Focusing on systemic issues, it is true that one system issue – for example, a coding error or incorrect system setting – can result in the proliferation of reporting errors affecting multiple consumers.
To address this, the CPFB may propose to empower consumers to identify system issues as a "dispute" that triggers a furnisher's investigation.
While furnishers should certainly adopt policies, procedures and controls to mitigate against systemic issues, the CFPB's proposal could prove overly burdensome. Instead of encouraging furnishers to invest more resources into fixing and preventing systemic issues, the proposal could result in resources being diverted to address the inevitable deluge of notices from consumers about perceived systemic issues – issues that the consumer may only suspect without actual knowledge or evidence.
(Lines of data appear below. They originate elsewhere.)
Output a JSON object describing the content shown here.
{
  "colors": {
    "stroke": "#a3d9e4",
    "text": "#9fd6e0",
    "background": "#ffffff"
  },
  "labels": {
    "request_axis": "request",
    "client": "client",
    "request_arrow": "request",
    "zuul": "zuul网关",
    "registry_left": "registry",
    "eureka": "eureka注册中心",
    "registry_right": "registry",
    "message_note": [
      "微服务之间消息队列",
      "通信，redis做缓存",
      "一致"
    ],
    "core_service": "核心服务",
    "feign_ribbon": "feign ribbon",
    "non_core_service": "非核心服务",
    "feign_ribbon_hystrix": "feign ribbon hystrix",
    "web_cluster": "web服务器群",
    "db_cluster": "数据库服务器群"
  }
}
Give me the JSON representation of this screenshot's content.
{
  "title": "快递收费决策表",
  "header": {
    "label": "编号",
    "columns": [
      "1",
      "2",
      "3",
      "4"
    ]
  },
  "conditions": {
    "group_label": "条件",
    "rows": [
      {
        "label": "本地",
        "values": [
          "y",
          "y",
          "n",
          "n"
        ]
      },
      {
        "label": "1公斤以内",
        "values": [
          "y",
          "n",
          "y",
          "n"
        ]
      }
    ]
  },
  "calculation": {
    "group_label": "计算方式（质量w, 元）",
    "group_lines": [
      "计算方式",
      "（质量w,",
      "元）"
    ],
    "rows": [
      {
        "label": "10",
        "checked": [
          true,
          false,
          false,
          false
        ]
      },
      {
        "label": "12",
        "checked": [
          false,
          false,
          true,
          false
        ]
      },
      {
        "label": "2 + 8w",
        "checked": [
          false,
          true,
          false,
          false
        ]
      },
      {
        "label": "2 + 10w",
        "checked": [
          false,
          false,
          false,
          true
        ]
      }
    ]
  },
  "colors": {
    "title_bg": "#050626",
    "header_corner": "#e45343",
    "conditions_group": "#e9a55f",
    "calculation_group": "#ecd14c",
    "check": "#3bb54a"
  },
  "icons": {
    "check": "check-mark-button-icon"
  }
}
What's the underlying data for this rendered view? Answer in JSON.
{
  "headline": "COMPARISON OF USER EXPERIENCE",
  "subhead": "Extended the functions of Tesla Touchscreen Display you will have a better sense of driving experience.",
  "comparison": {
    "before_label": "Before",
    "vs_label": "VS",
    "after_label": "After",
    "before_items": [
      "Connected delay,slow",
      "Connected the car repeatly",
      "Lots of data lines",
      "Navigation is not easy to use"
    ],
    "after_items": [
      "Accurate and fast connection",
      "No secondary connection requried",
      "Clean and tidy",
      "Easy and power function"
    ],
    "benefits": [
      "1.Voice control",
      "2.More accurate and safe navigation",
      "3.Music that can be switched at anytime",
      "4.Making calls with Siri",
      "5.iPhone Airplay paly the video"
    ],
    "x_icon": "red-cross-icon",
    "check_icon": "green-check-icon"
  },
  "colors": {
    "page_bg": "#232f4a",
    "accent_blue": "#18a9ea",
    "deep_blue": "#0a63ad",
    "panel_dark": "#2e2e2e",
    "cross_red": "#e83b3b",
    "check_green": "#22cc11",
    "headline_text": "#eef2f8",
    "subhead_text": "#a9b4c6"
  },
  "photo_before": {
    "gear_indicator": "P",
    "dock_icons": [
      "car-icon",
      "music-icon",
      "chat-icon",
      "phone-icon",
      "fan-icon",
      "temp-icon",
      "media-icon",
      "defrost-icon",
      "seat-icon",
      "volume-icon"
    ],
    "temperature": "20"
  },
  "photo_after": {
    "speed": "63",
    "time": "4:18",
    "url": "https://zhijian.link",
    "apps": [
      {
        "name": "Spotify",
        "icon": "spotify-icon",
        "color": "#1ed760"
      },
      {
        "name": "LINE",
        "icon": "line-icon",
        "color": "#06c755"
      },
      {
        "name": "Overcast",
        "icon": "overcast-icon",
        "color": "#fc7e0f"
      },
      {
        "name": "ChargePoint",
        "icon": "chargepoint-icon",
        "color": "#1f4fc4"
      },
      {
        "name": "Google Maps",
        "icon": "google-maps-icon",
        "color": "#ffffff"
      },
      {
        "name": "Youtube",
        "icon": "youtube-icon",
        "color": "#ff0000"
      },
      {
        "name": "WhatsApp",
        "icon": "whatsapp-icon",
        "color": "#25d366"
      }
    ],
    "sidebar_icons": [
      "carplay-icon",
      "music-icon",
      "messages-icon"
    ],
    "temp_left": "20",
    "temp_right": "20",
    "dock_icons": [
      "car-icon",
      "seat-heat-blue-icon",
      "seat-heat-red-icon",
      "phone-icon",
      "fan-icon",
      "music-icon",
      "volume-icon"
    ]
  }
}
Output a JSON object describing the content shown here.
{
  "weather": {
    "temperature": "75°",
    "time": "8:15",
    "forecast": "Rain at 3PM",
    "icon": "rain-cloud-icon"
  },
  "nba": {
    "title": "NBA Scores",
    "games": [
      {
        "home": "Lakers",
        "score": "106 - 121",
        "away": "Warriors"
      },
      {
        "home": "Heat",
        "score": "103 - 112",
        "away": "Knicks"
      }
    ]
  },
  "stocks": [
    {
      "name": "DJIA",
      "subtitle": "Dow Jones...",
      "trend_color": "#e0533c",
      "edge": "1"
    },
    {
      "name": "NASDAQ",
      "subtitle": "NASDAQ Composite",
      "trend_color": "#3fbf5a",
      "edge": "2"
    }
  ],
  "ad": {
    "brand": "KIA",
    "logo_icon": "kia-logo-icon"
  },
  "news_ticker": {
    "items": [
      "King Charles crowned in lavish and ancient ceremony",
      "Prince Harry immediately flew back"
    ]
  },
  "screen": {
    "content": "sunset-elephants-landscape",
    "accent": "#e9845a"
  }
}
Absent a sufficiently high standard of proof that a consumer must meet to invoke such a dispute, it's unclear how effective this proposal would actually be in practice.
Medical Debt Collection Information
Last, but certainly not least, the Outline shows that the CFPB plans to curtail the use of medical debt collection information in consumer reports by revising its rules around the use of medical debt collection information or prohibiting its use in credit determinations. To the extent it has relied on medical debt collection information, it seems that a user will need to adjust its underwriting criteria to conform to what is likely to be more restrictive use of medical debt collection information.